Fire station bunk room requires renovations
Above the garage at the Forest Park Fire Department, there’s an open-air bunk room with several beds lining the walls. But the room where firefighters sleep when they’re on-call hasn’t been updated since the 1970s, when it was built as an addition to the now 120-year-old fire house.
As the village searches for money to update the fire department’s aging infrastructure, the bunk room is first on the list to provide a more-private sleeping area and locker rooms.
At the Feb. 24 village council meeting, commissioners unanimously passed a resolution allowing Forest Park to apply to the Office of the Illinois State Fire Marshal’s Fire Station Rehabilitation and Construction grant to remodel the bunk room. And at the March 10 village council meeting, commissioners approved a resolution authorizing $7,525 of professional architectural services from Smith Architecture to provide a general project scope and drawings for the renovation.
The anticipated rehabilitation will make the bunk room more private, replacing five-foot-tall dividers that stop feet short of the ceiling with 10 individual bedrooms, likely with a small desk and storage area. Officials also plan to add a locker room area where there is currently no privacy for changing – something that becomes more pronounced for women in an industry dominated by men.
Fire Chief Lindsey Hankus is the only woman on her staff of 24 firefighters and has been since she joined the Forest Park Fire Department in 2005. Though she got her own bedroom when she served as lieutenant – and now doesn’t sleep at the station as fire chief – before that, she had no separation from her male peers.
“I didn’t have privacy. I just slept in all my clothes, and that helped me get down to the rig faster,” Hankus said. “It’s fine, but sleeping in your uniform pants is not necessarily the most comfortable thing.”
Hankus is asking for design input from all the station’s firefighters, as the bunk room renovations aren’t just for potential women firefighters, but for everyone, since it’ll make it easier for staff to sleep through the night.
“Sleep is very important to the firemen, and it already gets interrupted,” Hankus said. “My priority is getting that bunk room situated so that everybody has their private space. It’s the industry standard now.”
Hankus said that she and Kimberlee Smith, owner of Smith Architecture in Oak Park, are also looking into adding communication options in each bunk room.
“So if there was an ambulance-only call, only people that are assigned to the ambulance will get toned for that,” Hankus said. And those with engine duty can sleep through the alarm.

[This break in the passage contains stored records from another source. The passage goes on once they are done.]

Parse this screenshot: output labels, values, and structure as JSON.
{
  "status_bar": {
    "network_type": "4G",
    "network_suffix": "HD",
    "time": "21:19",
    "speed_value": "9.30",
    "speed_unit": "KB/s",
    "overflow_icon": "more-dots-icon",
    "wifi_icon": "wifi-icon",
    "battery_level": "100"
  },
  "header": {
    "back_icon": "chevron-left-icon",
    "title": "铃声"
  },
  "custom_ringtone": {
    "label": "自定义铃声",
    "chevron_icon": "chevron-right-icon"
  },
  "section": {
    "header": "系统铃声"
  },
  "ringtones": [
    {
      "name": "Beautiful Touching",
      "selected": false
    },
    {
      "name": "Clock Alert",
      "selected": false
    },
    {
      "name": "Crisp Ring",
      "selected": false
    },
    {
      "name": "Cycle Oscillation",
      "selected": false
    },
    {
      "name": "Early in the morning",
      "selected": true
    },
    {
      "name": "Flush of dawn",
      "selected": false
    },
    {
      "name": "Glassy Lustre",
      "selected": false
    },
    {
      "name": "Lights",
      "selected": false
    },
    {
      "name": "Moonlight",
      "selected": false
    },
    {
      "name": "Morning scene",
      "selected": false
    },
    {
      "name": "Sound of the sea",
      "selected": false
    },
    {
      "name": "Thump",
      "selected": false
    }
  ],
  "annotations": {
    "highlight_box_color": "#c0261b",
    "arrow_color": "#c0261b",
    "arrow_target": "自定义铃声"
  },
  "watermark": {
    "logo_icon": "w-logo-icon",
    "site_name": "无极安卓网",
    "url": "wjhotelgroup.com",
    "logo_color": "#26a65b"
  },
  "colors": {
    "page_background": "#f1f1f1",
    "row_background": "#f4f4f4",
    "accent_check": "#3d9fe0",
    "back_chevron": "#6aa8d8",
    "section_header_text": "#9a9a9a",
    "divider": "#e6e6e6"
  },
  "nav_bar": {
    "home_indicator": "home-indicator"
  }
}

Hankus said she’ll be working with Smith to determine a layout for the locker room. It might be that they construct one new locker room for storage, and when firefighters change, they can use their private bunk space or a bathroom. Or there might be two separate locker rooms.
Regardless, there will likely be 27 lockers – the number of firefighters that the Forest Park Fire Department will have by next May, according to its contract.
The bunk room will also need new electrical, windows, flooring and walls. Hankus said that she and her staff have discussed how the bunk room’s wooden panel walls should come down, in case they’re a host for carcinogens.
“The firemen used to smoke back in the day,” she said.
Financing fire station renovations
The Feb. 24 resolution involving the fire house asks the Office of the Illinois State Fire Marshal for a $113,250 grant for a bunk room and locker room renovation estimated to cost $123,250. The village is not required to match funds in order to get the grant, which it does not yet know it will get.
“We do want to create a healthy, safe environment, so we’re working towards that in the constraints of our budget,” Hankus said. “But it is a little bit of a challenge.”
If the fire department can find additional money, they also want to address the height of the garage.
“Another challenge we’re having with the firehouse is the height on the old section on the apparatus floor is too low to fit any of the trucks that are currently manufactured,” Hankus said.
The new truck that the fire department is looking to buy is only an inch shorter than the garage opening. Hankus said the truck needs to be replaced in 2028, but there is up to four years of lead time. The fire department also needs a new engine in 2027.
Also on the first floor of the fire station, some of the walls have a cedar finish. Hankus said the fire house didn’t used to have a system to remove exhaust, so a lot of it was absorbed into the porous wood. But remediation there isn’t as much of a focus right now as the bunk room is.
“We do live in this upstairs space, where we spend the most of our time, so this is the targeted area,” Hankus said, “knowing that downstairs is also a priority.”
As the Forest Park Fire Department works toward being fully staffed next year, Hankus said she doesn’t think the potential, but much-needed, renovations to the fire station will affect recruitment all that much.
“It doesn’t necessarily get advertised what the conditions are up here or what the firehouse looks like,” Hankus said.
She adds that the station has invited recruits to see the firehouse’s upstairs. But rather than the amenities, it’s usually the camaraderie among staff that pulls them in.
“What we have going for us is we have a great group of guys.”